The initiative involved collaborative working with primary care learning disabilities service, before, during and after admission of a patient with learning disabilities. The trust appointed a senior nurse to champion the project, developed a champion/link practitioner system, so a network of nurses could act as sources of information for staff and a point of contact for families and carers. It also employed two registered learning disability nurses and set up a steering group involving representatives from local learning disabilities advocacy groups.

Nine hundred staff have received training on learning disabilities each year, while signage has been improved, with input from people with learning disabilities. We use personal health information books to assist in the integrated delivery of care and treatment, while online resource documents offer staff clear information on subjects such as communicating with people who have learning disabilities; epilepsy; challenging behaviour; and consent/capacity issues. The resource also gives useful contact details and web links.

A DVD about the hospital was planned, acted and produced by and for people with learning disabilities, to help them to understand what to expect if admitted for treatment.

Advice to other organisations

Partnership working across health and social care is crucial, and it is vital to listen to and involve people with learning disabilities in all activities. They can be involved both individually and through local and national advocacy groups. Patient satisfaction should be assessed regularly through surveys using easy read/picture book materials

In terms of staff issues, it is useful to introduce learning disabilities champions in all areas and these staff need training and development; a trust champion at a senior manager level is also helpful. Employing a learning disability liaison nurse is useful, even on a temporary basis to prove the case for a similar initiative, or preferably as a permanent member of staff.

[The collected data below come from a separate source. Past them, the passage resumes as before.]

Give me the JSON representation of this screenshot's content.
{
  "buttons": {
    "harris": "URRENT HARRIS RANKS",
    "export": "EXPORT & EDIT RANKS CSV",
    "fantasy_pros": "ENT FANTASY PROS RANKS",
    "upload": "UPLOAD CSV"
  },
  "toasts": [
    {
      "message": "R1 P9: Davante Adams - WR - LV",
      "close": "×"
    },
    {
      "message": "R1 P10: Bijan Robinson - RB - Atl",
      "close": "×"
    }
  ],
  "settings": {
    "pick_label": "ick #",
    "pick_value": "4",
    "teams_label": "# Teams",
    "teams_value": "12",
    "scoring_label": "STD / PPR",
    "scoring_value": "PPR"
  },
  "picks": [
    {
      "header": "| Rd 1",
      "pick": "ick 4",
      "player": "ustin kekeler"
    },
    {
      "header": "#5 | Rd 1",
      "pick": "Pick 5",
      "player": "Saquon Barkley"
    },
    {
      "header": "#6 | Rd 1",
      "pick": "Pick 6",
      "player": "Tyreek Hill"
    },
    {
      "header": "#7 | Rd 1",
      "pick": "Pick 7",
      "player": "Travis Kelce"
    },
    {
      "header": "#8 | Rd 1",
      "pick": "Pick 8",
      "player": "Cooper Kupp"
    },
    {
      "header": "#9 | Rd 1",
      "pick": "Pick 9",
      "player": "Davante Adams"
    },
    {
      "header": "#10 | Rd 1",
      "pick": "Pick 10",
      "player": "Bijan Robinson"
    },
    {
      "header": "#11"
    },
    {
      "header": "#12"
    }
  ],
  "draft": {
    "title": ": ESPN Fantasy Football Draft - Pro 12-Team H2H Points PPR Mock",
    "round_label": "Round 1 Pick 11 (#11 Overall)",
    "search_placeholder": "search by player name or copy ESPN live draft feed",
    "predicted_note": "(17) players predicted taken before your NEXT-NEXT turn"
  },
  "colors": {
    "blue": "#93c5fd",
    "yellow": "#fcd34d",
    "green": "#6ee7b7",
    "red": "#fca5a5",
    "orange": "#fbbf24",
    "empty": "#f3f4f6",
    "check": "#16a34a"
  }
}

Once the initiative is established it should become part of the governance and safeguarding agenda.

Benefits of the initiative

The initiative has had a range of benefits including:

  • Reduced length of stay — in one area an average of 41 days was reduced to 11;
  • Improved client/carer satisfaction and reduced PALs referrals and reduced complaints;
  • Improved health outcomes and safer and timely admission for patients undergoing elective surgery;
  • Safer and more effective discharging processes;
  • Individualised pathways (meeting reasonable adjustment under the DDA);
  • Increased staff and student awareness/understanding of LD issues (training);
  • Reduced risk and support for the trust clinical governance agenda.

Financial implications

The costs associated with the project were £50,000 per annum to employ a band 7 learning disabilities acute liaison nurse and £50,000 for a practice development learning disabilities nurse, and £2,500 for the production of a DVD (total £102,500). Over a six month period it has reduced bed days by 235.5, resulting in savings of £114,099.